Court Opinion

ID: 9430533
Source: CourtListenerOpinion
Date Created: 2023-08-02 23:29:57.868574+00
Date Added: 2024-06-11T17:23:24.921984
License: Public Domain

*607Justice Stevens,
with whom The Chief Justice joins,
dissenting.
Unlike the Court, see ante, at 605-606, I believe that the distinction between the nonpayment of an existing obligation and the nonexistence of an obligation is of controlling importance in this case.
It is common ground that the taxpayer can accrue as a deduction the jackpots in its progressive slot machines only if “all the events have . . . occurred which fix the liability.” Treas. Reg. § 1.461-l(a)(2), 26 CFR § 1.461-l(a)(2) (1985). See, e. g., Security Flour Mills Co. v. Commissioner, 321 U. S. 281, 284, 287 (1944); Dixie Pine Products Co. v. Commissioner, 320 U. S. 516, 519 (1944); Brown v. Helvering, 291 U. S. 193, 200-201 (1934). See generally United States v. Consolidated Edison Co. of New York, 366 U. S. 380, 385-386 (1961). The question is whether an “obligation” created by the rules of a state gaming commission and defeasible at the election of the taxpayer is “fixed” within the meaning of the Treasury Regulation. To me, the answer is clearly “no.”
“Under Nevada law,” if the taxpayer in this case “were to surrender its gaming license, it would no longer be subject to the gaming laws and regulations and could thus avoid the payment of the liability.” App. 23. Thus, “the bankruptcy of the [taxpayer], or the surrender of its gaming license could relieve it of its obligation.” Id., at 44.
On these facts, the taxpayer has no present liability to accrue. Rather, the taxpayer’s obligation to pay the jackpots in this case resembles the taxpayer’s obligation to pay the cost of overhauling its aircraft engines and airframes in World Airways, Inc. v. Commissioner, 62 T. C. 786 (1974), aff’d, 564 F. 2d 886 (CA9 1977). In that case, the Tax Court held that the taxpayer, an airline, did not satisfy the “all events” test and hence could not accrue and deduct any portion of these costs, 62 T. C., at 802, 805 — despite the existence of contracts obligating the taxpayer to pay, upon the completion of an overhaul, an amount for each hour of *608flight time since the previous overhaul, id., at 791-793, and a statutory obligation to overhaul its engines and airframes after a specified number of flight hours, id., at 803. Of critical importance to the decision before us today, the court distinguished between the nonpayment of a legal obligation and the nonexistence of an obligation by considering the taxpayer’s liability in the event of a bankruptcy:
“The bankruptcy of petitioner [the taxpayer] or the crash or permanent grounding of an aircraft might conceivably relieve petitioner of the payment of overhaul costs. The occurrences of any of these contingencies, however, would not relieve petitioner of an existing obligation to pay any overhaul costs. Rather, the occurrence would mean that no obligation to pay would ever come into existence. Petitioner has not shown that its liability for the accrued overhaul costs was absolutely fixed in the year of accrual. The contingencies referred to would act to prevent a potential liability from coming into existence.” Id., at 804 (emphasis in original).
The court recognized that the risk of bankruptcy or disaster was remote. But it added that “there exists another contingency whose occurrence is not unlikely”: “Petitioner has sold five piston aircraft and one jet aircraft since 1965. The five piston aircraft owned by petitioner during 1965, and 1966, were sold prior to the time when major airframe overhaul was required.” Ibid.

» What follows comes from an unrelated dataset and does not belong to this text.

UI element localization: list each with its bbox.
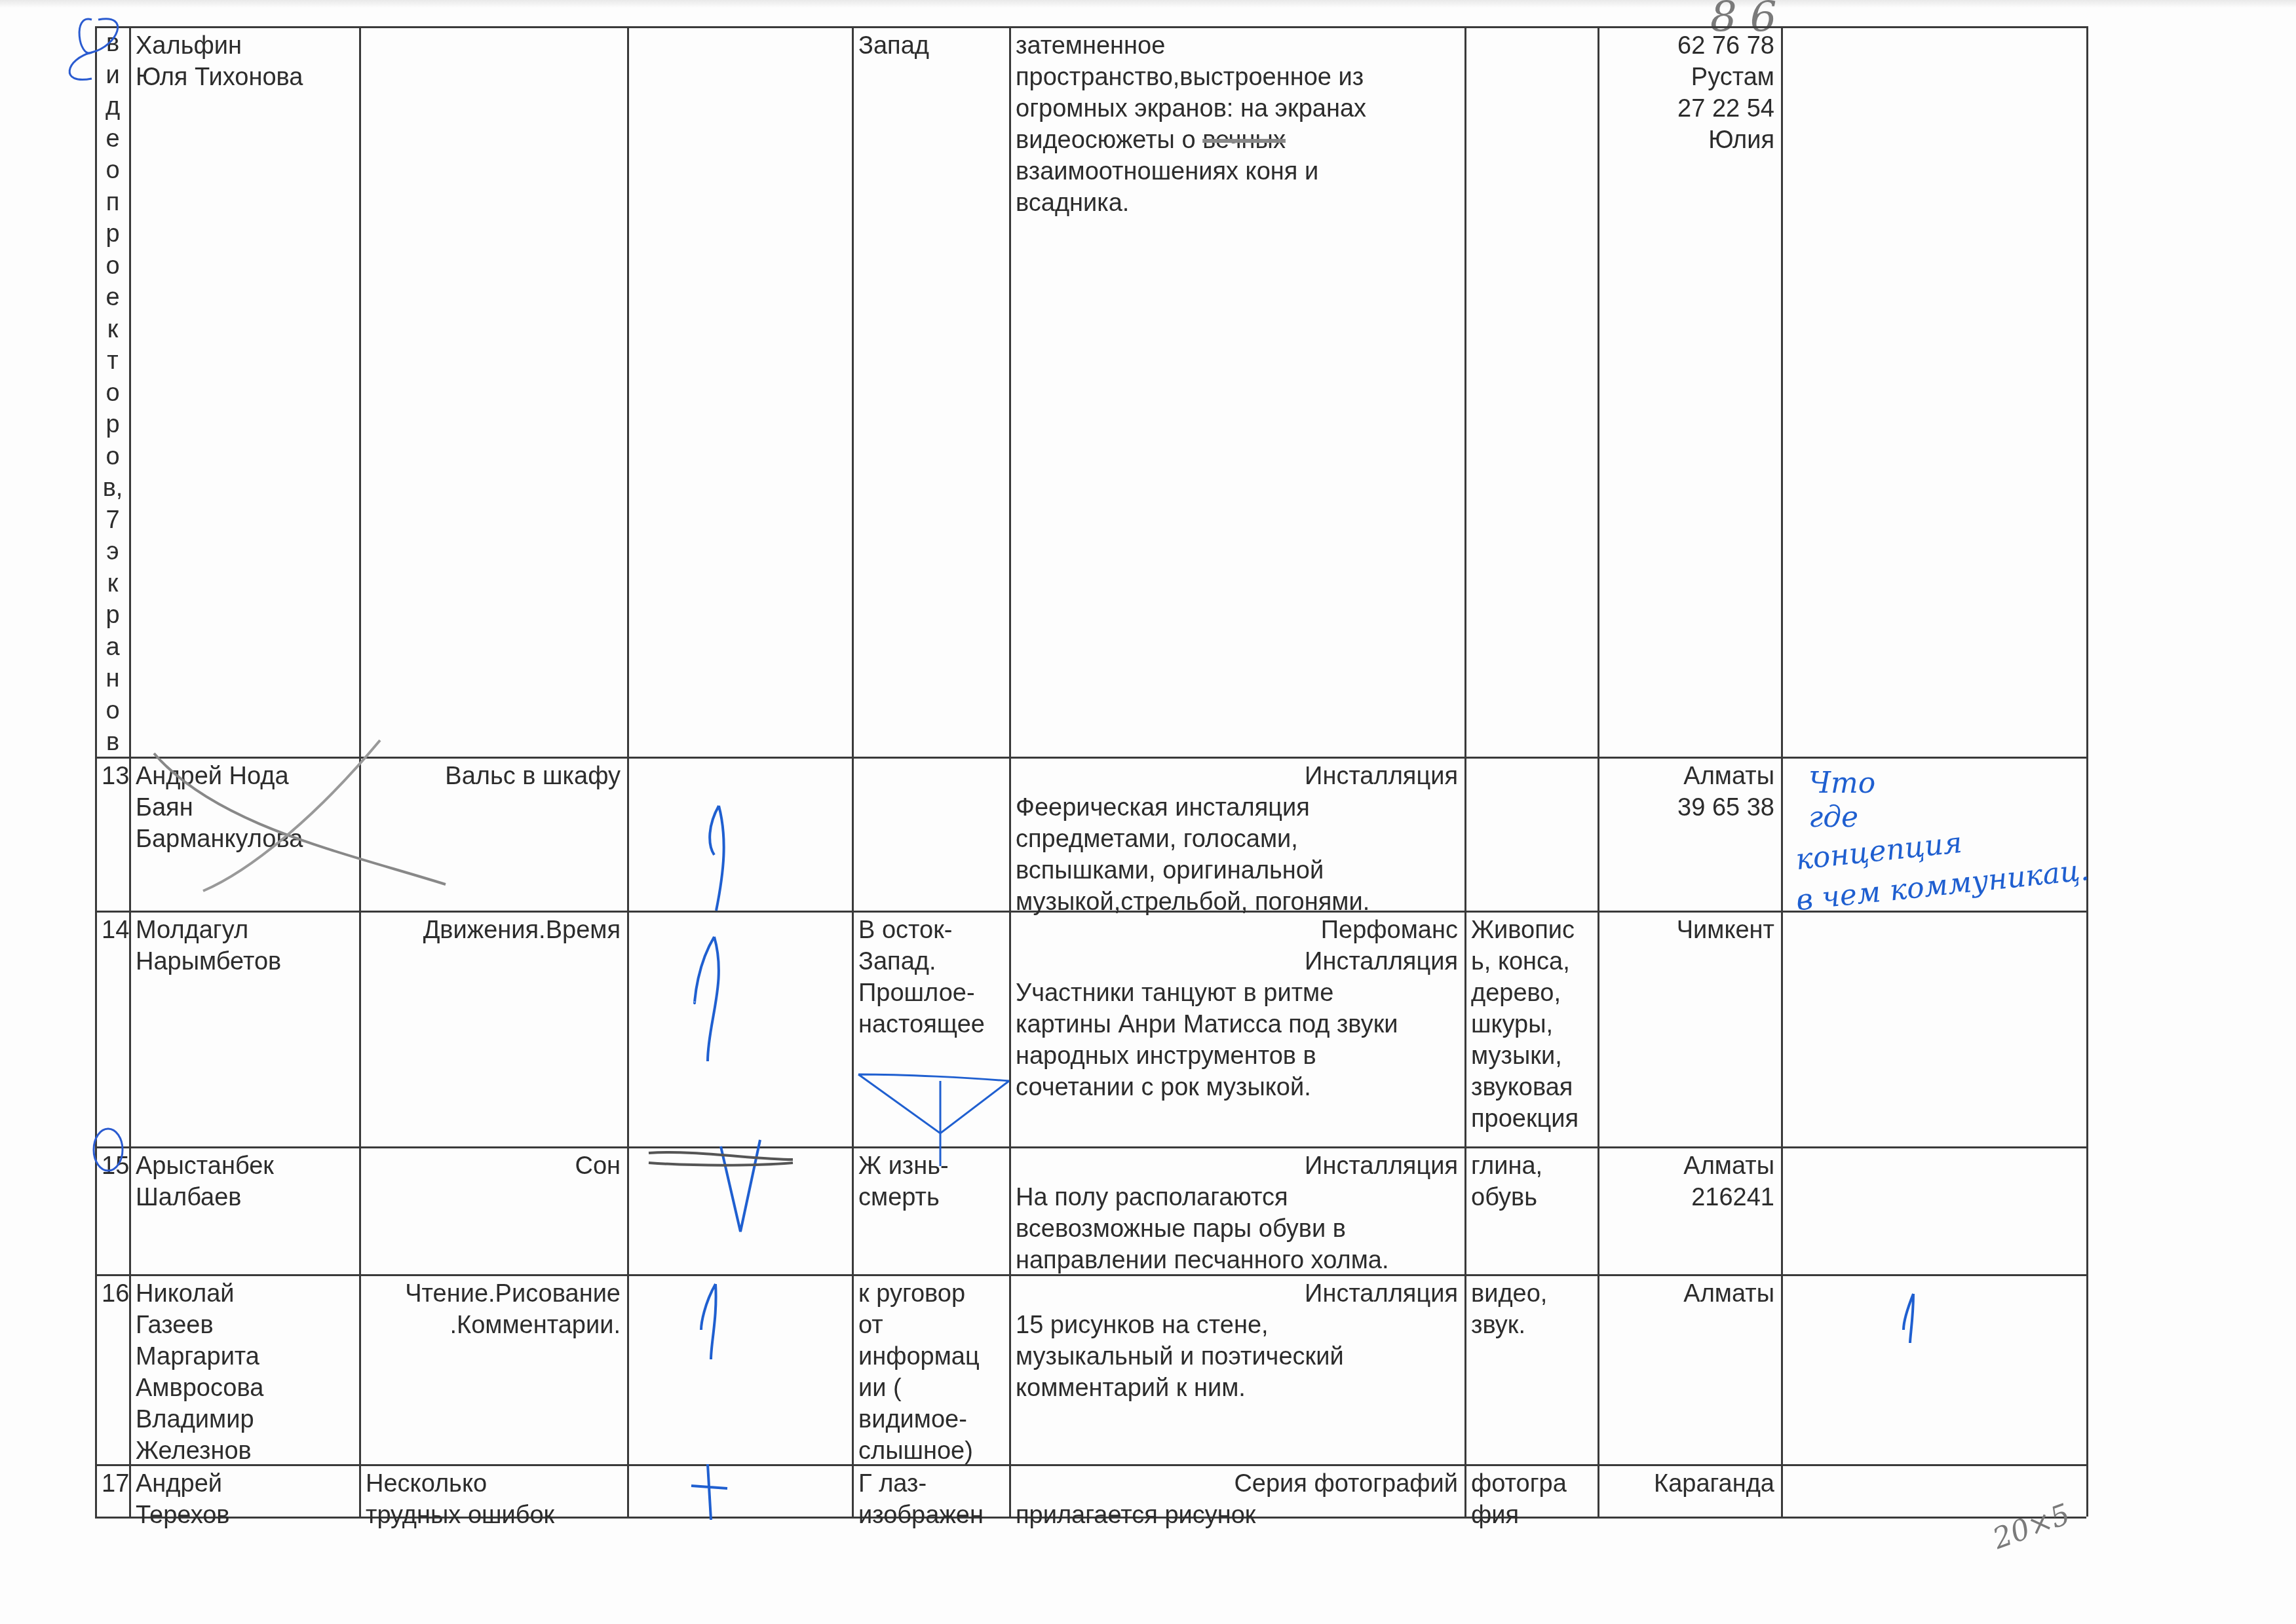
- cell-line: Хальфин: [136, 30, 353, 62]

Here, too, the taxpayer has no obligation that could be discharged in a bankruptcy court — a fact that confirms that it has no present liability to pay the jackpots on its progressive slot machines. And there likewise exists a contingency under which it is not at all unlikely that a slot machine owner would elect to escape its liability. If the gross amount of the accruals on these machines should ever exceed the net value of the business —perhaps as a result of shrewd management — it could liquidate at a profit without having any liabil*609ity to anyone for what the Court mistakenly describes as a “fixed liability.” By simply tendering its gaming license the taxpayer would avoid its liability on the jackpots. This option is exercisable in the sole discretion of the taxpayer at any point in time. My research has revealed no other instance in which the Commissioner has been forced to allow accrual of a deduction when the expense deducted may be avoided entirely at the election of the taxpayer. This feature of the deduction before us unquestionably contains the “potential for tax avoidance,” Thor Power Tool Co. v. Commissioner, 439 U. S. 522, 538 (1979), and I think it lies well within the Commissioner’s authority to interpret the Regulation to forbid it, see Lucas v. American Code Co., 280 U. S. 445, 449 (1930). I respectfully dissent.